Date: Sat, 14 Dec 1996 12:04:54 -0800

It has been proved that every number is a sum of 9 cubes,
and 19 4th-powers.

But what about 5th-powers, I think it's 37, but I don't have
a proof (however, 223 needs 37 5th-powers, so it can't be less).

And not all numbers need 9 cubes.  Actually, I think every
sufficiently large number is a sum of:

	5 cubes,
	16 4th-powers (maybe 15),
	10 5th-powers.

In fact, 1290740 seems to be the biggest number that needs 6 cubes.
This I tested to 200 million.  Similarly, all numbers above 13792
seem to be a sum of 16 4th-powers, and all numbers above 51033617
a sum of 10 5th-powers.

1)  Are there any real (i.e. proven) results here?

2)  Why do you need more 4th-powers than 5th-powers?!
    This is very strange.

3)  Any lower bounds?   It can't be N-1 Nth-powers, since there are
    only a maximum of (K^(1/N))^(N-1) sums of N-1 Nth powers below K
    and this being K^((N-1)/N) is always less than K.

P.S.  Testing these to 200 million isn't hard, it only takes 1-4 hours
      with a Pentium-90.  Runs out of memory if you go any higher, so
      I couldn't go to a billion.

-- Tenie Remmel
tjr19@mail.idt.net

==============================================================================

From: saouter@irisa.fr (Saouter Yannick)
Newsgroups: sci.math
Subject: Re: Sums of cubes, 4th-powers, etc.
Date: 15 Dec 1996 14:55:54 GMT

In article <32B30866.FDD@mail.idt.net>, Tenie Remmel <tjr19@mail.idt.net> writes:
> It has been proved that every number is a sum of 9 cubes,
> and 19 4th-powers.
> 
> But what about 5th-powers, I think it's 37, but I don't have
> a proof (however, 223 needs 37 5th-powers, so it can't be less).
> 
> And not all numbers need 9 cubes.  Actually, I think every
> sufficiently large number is a sum of:
> 
> 	5 cubes,
> 	16 4th-powers (maybe 15),
> 	10 5th-powers.
> 
> In fact, 1290740 seems to be the biggest number that needs 6 cubes.
> This I tested to 200 million.  Similarly, all numbers above 13792
> seem to be a sum of 16 4th-powers, and all numbers above 51033617
> a sum of 10 5th-powers.
> 
> 1)  Are there any real (i.e. proven) results here?

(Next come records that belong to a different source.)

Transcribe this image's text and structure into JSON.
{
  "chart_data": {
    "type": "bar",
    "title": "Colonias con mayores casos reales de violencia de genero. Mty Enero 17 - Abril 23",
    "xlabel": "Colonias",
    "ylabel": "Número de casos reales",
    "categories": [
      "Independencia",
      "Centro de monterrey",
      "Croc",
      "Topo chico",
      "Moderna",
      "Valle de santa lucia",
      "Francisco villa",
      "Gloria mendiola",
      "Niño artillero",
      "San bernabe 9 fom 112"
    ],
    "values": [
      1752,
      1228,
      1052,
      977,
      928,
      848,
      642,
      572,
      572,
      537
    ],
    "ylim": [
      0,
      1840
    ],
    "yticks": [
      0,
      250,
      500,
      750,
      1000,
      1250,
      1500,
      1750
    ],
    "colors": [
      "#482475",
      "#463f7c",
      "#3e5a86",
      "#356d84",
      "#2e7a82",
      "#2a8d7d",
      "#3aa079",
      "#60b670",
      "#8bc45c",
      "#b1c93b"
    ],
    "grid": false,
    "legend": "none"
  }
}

Let $g(k)$ be the least number of positive k-th powers necessary to write any
positive numbers. Then the expression of $g(k)$ is exactly known since
1944 as far as I know.

> 
> 2)  Why do you need more 4th-powers than 5th-powers?!
>     This is very strange.

16 biquadrates are needed and 37 quintic powers are needed.

There is however open problems e.g. :

- Show that any positive number but a finite number ones can
be expressed as sum of 4 cubes.

- Show that any integer (positive or not) can be expressed as
the sum of 3 cubes, positive or not.